| |
|
|
Büyükburç'un yanında Tarkan!
Gazinoların altın devrini yaşadığı dönemlerde bir adam "Devrim" yaptı. Genellikle bayan assolistlerin kadro başı olduğu gazinolarda, "erkek ve popçu assolist" olmayı başardı çünkü bu adam. O görkemli gazinolar, Maksimler, Çakıllar, Garlar, Bebek ve Taksim Belediye'lerin, Casablanca'ların neonlarını, en üste yazılan adlarıyla Zeki Müren, Adnan Pekak, Sevim Çağlayan, Behiye Aksoy, Sevim Tanürek, Nesrin Sipahi, Neşe Can, Neşe Karaböcek parsellemişken Erol Büyükburç diye bir genç adam çıktı ve sözünü ettiğim "devrim"i yaptı. Nice dev ismi altına alıp assolist oldu bu gazinolara ve çok da iyi "iş" yaptı..
Alemde tek geçilen Şimdi Tarkan'ı yerden göğe koyamıyor herkesler.
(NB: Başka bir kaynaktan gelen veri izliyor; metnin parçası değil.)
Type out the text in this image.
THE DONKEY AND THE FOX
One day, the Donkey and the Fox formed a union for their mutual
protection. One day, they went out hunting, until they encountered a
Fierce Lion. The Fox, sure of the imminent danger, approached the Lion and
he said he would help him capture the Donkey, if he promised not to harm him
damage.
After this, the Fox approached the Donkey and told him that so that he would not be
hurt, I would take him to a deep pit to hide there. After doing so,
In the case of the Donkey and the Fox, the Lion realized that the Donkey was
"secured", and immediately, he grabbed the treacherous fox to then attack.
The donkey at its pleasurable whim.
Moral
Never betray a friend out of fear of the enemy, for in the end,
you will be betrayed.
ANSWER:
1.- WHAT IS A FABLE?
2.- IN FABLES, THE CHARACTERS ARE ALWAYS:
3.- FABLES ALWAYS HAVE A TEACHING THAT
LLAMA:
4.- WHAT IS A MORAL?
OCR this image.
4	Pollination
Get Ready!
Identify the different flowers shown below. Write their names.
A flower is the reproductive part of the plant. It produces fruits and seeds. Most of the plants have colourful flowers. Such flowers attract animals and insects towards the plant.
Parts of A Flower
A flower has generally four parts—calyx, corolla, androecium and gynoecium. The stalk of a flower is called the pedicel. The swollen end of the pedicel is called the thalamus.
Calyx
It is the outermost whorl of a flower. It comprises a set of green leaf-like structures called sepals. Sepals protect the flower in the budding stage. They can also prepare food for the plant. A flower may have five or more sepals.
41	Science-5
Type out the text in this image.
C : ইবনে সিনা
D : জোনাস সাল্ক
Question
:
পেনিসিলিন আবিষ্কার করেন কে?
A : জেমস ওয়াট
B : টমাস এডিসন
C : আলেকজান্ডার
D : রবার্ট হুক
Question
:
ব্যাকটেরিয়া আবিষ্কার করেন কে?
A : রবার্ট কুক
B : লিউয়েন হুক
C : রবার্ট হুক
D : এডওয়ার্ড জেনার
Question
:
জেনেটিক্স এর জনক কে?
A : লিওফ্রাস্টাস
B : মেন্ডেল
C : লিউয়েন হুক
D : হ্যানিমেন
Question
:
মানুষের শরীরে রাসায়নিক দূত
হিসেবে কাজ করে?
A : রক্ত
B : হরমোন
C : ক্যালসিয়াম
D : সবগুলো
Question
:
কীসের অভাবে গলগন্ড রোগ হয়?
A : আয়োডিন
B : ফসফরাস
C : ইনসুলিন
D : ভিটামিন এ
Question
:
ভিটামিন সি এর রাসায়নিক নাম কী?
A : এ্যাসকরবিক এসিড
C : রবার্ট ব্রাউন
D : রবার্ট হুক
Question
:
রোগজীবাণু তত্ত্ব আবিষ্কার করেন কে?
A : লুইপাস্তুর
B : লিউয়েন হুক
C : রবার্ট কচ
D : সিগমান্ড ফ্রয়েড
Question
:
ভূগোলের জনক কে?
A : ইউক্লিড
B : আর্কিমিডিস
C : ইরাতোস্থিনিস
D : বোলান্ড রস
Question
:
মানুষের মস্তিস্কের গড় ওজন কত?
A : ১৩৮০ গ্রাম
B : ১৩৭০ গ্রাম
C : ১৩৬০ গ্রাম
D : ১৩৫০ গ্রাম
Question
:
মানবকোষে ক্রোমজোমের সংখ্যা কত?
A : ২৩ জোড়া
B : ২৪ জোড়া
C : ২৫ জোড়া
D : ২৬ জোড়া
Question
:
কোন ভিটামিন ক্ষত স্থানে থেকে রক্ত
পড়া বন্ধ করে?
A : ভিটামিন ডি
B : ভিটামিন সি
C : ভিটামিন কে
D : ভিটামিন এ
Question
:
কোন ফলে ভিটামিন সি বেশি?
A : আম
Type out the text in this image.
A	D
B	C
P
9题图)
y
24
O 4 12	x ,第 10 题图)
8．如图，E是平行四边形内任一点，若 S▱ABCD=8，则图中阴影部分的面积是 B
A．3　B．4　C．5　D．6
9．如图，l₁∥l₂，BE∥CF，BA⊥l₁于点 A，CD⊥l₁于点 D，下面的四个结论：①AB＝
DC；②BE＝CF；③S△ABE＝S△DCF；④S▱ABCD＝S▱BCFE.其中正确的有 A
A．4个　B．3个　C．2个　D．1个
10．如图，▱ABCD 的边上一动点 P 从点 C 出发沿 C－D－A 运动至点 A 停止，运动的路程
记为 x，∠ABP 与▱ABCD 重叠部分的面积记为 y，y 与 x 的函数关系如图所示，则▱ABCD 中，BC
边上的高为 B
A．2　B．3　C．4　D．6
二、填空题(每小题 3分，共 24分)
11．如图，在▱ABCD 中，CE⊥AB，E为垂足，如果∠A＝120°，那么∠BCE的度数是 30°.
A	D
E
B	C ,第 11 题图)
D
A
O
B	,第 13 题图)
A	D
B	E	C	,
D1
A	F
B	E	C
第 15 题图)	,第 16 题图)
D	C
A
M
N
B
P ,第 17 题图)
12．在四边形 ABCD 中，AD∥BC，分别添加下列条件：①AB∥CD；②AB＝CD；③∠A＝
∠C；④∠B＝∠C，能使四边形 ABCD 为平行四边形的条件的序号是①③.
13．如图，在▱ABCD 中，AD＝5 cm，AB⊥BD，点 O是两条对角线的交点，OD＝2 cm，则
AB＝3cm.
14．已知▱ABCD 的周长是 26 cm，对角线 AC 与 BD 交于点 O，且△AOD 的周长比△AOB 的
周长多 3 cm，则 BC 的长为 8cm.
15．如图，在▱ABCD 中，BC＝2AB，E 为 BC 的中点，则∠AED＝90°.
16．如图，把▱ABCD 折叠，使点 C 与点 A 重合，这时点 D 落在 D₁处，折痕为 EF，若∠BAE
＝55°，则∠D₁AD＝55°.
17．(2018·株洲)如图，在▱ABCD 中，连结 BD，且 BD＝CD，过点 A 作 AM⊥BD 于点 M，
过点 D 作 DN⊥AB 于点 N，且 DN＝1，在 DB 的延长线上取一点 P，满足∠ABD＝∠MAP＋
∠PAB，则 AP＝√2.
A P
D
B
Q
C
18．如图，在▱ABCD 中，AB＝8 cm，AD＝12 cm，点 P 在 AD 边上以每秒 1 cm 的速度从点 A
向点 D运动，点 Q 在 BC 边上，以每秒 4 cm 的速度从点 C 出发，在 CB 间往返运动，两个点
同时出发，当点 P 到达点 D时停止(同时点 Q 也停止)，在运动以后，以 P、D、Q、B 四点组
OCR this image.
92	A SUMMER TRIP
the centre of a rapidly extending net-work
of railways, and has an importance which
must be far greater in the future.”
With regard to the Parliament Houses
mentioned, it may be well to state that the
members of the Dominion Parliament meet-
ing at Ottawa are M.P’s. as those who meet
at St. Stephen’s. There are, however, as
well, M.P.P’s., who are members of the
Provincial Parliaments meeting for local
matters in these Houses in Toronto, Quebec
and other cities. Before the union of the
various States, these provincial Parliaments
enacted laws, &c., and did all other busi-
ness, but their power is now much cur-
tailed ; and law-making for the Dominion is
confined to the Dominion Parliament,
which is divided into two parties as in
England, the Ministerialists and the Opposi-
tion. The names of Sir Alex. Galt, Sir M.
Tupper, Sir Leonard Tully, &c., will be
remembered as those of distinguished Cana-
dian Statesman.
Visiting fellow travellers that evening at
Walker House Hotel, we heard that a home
Yanlış ediyorlar kanımca. Tarkan büyük yıldız, büyük yetenek amenna. Ama iletişimin, pazarlamanın güdük, müzik-eğlence sektörünün ilkel denilecek koşullarda yaşadığı; bırakın televizyonun varlığını, kasaba çocuklarının raylar boyu koşarak tren yolcularına "gazete at gazete at!" diye bağırdığı "medya fakirliği" yıllarıydı o yıllar. Ve o cüce olanaklarla bile Erol Büyükburç, tüm memleket ahalisi tarafından tanınır sayılır sevilir, alemde tek geçilirdi...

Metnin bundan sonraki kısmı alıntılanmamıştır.